Question

If principal argument of $z_0$ satisfying $|z-3|\le \sqrt{2}$ and $\arg (z-5i)=\frac{-\pi }{4}$ simultaneously is $\theta$ then identify the correct statement(s)?
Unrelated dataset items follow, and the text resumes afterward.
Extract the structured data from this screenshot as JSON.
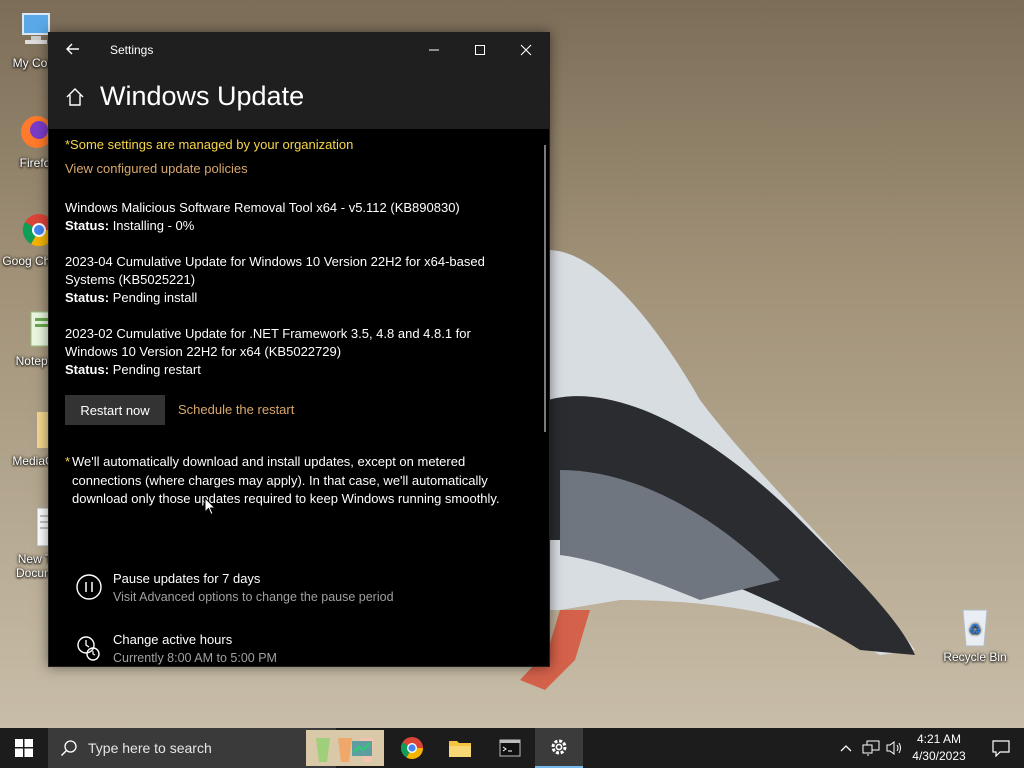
{
  "desktop": {
    "icons": [
      {
        "label": "My Com"
      },
      {
        "label": "Firefo"
      },
      {
        "label": "Goog Chron"
      },
      {
        "label": "Notepa"
      },
      {
        "label": "MediaCr"
      },
      {
        "label": "New T Docum"
      },
      {
        "label": "Recycle Bin"
      }
    ]
  },
  "window": {
    "title": "Settings",
    "heading": "Windows Update",
    "managed_notice": "*Some settings are managed by your organization",
    "policies_link": "View configured update policies",
    "updates": [
      {
        "name": "Windows Malicious Software Removal Tool x64 - v5.112 (KB890830)",
        "status_label": "Status:",
        "status": "Installing - 0%"
      },
      {
        "name": "2023-04 Cumulative Update for Windows 10 Version 22H2 for x64-based Systems (KB5025221)",
        "status_label": "Status:",
        "status": "Pending install"
      },
      {
        "name": "2023-02 Cumulative Update for .NET Framework 3.5, 4.8 and 4.8.1 for Windows 10 Version 22H2 for x64 (KB5022729)",
        "status_label": "Status:",
        "status": "Pending restart"
      }
    ],
    "restart_button": "Restart now",
    "schedule_link": "Schedule the restart",
    "note_star": "*",
    "note": "We'll automatically download and install updates, except on metered connections (where charges may apply). In that case, we'll automatically download only those updates required to keep Windows running smoothly.",
    "options": [
      {
        "title": "Pause updates for 7 days",
        "subtitle": "Visit Advanced options to change the pause period",
        "icon": "pause-icon"
      },
      {
        "title": "Change active hours",
        "subtitle": "Currently 8:00 AM to 5:00 PM",
        "icon": "clock-icon"
      }
    ]
  },
  "taskbar": {
    "search_placeholder": "Type here to search",
    "apps": [
      "task-manager",
      "chrome",
      "file-explorer",
      "command-prompt",
      "settings"
    ],
    "time": "4:21 AM",
    "date": "4/30/2023"
  },
  "colors": {
    "accent_yellow": "#f7d54a",
    "link": "#d9a86c",
    "window_bg": "#000000",
    "titlebar_bg": "#1f1f1f",
    "taskbar_bg": "#1c1c1c"
  }
}
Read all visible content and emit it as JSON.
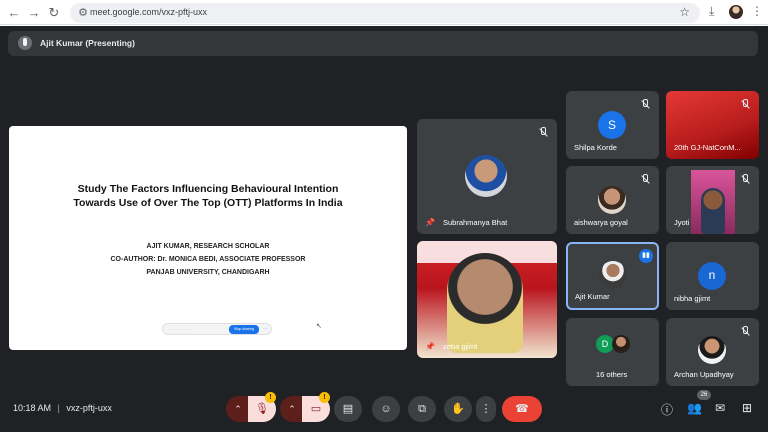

• A. $\left|z_0\right|=17$
• B. $\tan 2\theta =\frac{8}{15}$
• C. $\tan \theta =\frac{-1}{4}$
• D. $\left|z_0-5i\right|=4\sqrt{2}$

Answer 1

Answer: (B), (D)

$\arg (z-5i)=\frac{-\pi }{4}$ is a ray emanating from $(0,5)$ and making an angle $\frac{\pi }{4}$ from the $x$-axis in clockwise direction.
$\Rightarrow \arg (x+i(y-5))=\frac{-\pi }{4}\Rightarrow {\tan }^{-1}\left(\frac{y-5}{x}\right)=\frac{-\pi }{4}\Rightarrow y-5=-x\Rightarrow x+y=5$
Also, $|z-3|\le \sqrt{2}\Rightarrow |(x-3)+iy|\le \sqrt{2}\Rightarrow (x-3{)}^2+y^2\le 2$
$\Rightarrow x+y=5$ touches the circle. Let $z_0$ be the complex number corresponding to point of contact.
Let $z_0=x_0+i{y}_0$

$x_0=3+\sqrt{2}\cos \frac{\pi }{4}=4$
$y_0=\sqrt{2}\sin \frac{\pi }{4}=1$
$\therefore z_0=4+i$
$\text{ Now, }\tan \theta =\frac{1}{4}$
$\Rightarrow \tan 2\theta =\frac{2\tan \theta }{1-{\tan }^2\theta }=\frac{2\cdot \frac{1}{4}}{1-\frac{1}{16}}=\frac{8}{15}$
Also, $\left|z_0\right|=\sqrt{17}$
and $\left|z_0-5i\right|=|4+i-5i|=4|1-i|=4\sqrt{2}$.